Frederique Michel’s direction seems determined to contextualize the play as a kind of potential indictment of current American policy, with program notes that discuss the administration’s aggression, arrogance, and implicit use of fear to prevent scrutiny. We hear recorded voiceover speeches on “homeland security” between scenes. Yet not only do these elements encourage a more limited interpretation of the play than Vian might be comfortable with, they also seem to intrude upon what is most compelling about the production: the tight, terrifying, absurdist, French world that Michel and her cast so skillfully create.

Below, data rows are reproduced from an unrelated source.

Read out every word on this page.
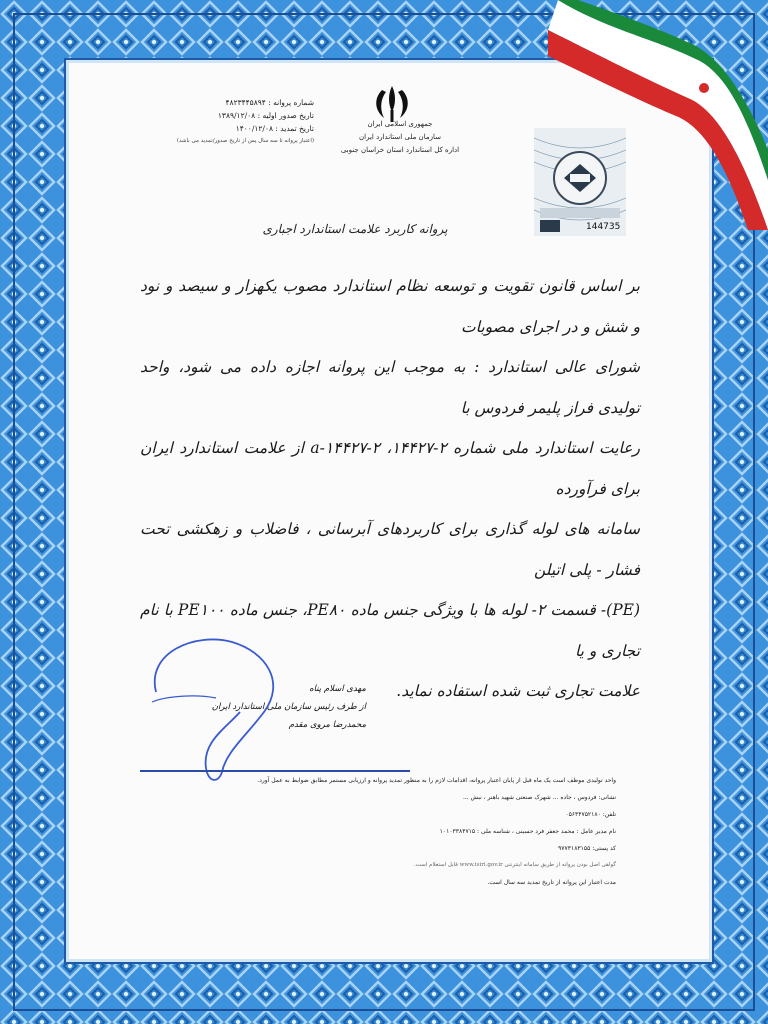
جمهوری اسلامی ایران
سازمان ملی استاندارد ایران
اداره کل استاندارد استان خراسان جنوبی
شماره پروانه : ۴۸۲۳۴۴۵۸۹۴
تاریخ صدور اولیه : ۱۳۸۹/۱۲/۰۸
تاریخ تمدید : ۱۴۰۰/۱۲/۰۸
(اعتبار پروانه تا سه سال پس از تاریخ صدور/تمدید می باشد)
144735
پروانه کاربرد علامت استاندارد اجباری

بر اساس قانون تقویت و توسعه نظام استاندارد مصوب یکهزار و سیصد و نود و شش و در اجرای مصوبات

شورای عالی استاندارد : به موجب این پروانه اجازه داده می شود، واحد تولیدی فراز پلیمر فردوس با

رعایت استاندارد ملی شماره ۲-۱۴۴۲۷، a-۱۴۴۲۷-۲ از علامت استاندارد ایران برای فرآورده

سامانه های لوله گذاری برای کاربردهای آبرسانی ، فاضلاب و زهکشی تحت فشار - پلی اتیلن

(PE)- قسمت ۲- لوله ها با ویژگی جنس ماده PE۸۰، جنس ماده PE۱۰۰ با نام تجاری و یا

علامت تجاری ثبت شده استفاده نماید.

مهدی اسلام پناه
از طرف رئیس سازمان ملی استاندارد ایران
محمدرضا مروی مقدم
واحد تولیدی موظف است یک ماه قبل از پایان اعتبار پروانه، اقدامات لازم را به منظور تمدید پروانه و ارزیابی مستمر مطابق ضوابط به عمل آورد.
نشانی: فردوس ، جاده ... شهرک صنعتی شهید باهنر ، نبش ...
تلفن: ۰۵۶۳۴۷۵۲۱۸۰
نام مدیر عامل : محمد جعفر فرد حسینی ، شناسه ملی : ۱۰۱۰۳۳۸۴۷۱۵
کد پستی: ۹۷۷۳۱۸۳۱۵۵
گواهی اصل بودن پروانه از طریق سامانه اینترنتی www.isiri.gov.ir قابل استعلام است.
مدت اعتبار این پروانه از تاریخ تمدید سه سال است.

Michel’s staging is often dance-like, each character possessing an odd assortment of physical ticks. A few moments of physical theatre are a pure delight to watch, particularly between Jake Eberle, as our desperately “prudent” father, and his sophisticated, aquiline wife, played by Katharina Lejona. Maia Brewton is well cast as their defiant daughter Zenobia, the only one in the play who admits and addresses the madness their lives have become. Maureen Byrnes is their quirky, amusingly repetitive maid Mug.
Charles A. Duncombe’s functional, mobile set evokes the oppressive, shrinking world of this play. And of course the production could not work without Paul M. Rubenstein’s carefully crafted sound design that creates a noise so haunting and horrific, yet so eerily unidentifiable.
LA WEEKLY – Pick of the Week!
March 25, 2004
by Steven Leigh Morris
French scribe Boris Vian’s brutal postwar comedy instantly brings Eugene Ionesco’s Rhinoceros to mind – the same style of absurdist, domestic farce later used by Christopher Durang, but here saturated in political allegory. Perpetually fleeing the roar of an enigmatic heartbeat, a couple and their daughter keep finding refuge upstairs in a series of ever-smaller apartments attached to the same stairwell. Like Ionesco’s villagers, they try to make the best of the growing menace, while blithely pulverizing a bandaged scapegoat figure (‘danger’) who’s present in each abode. Vian was alluding to the Nazi threat; 50 years later, his politics of terror have an entirely new resonance. Under Frederique Michel’s direction, the ensemble crackles with delirious wit so that the underlying horror is felt in the marrow.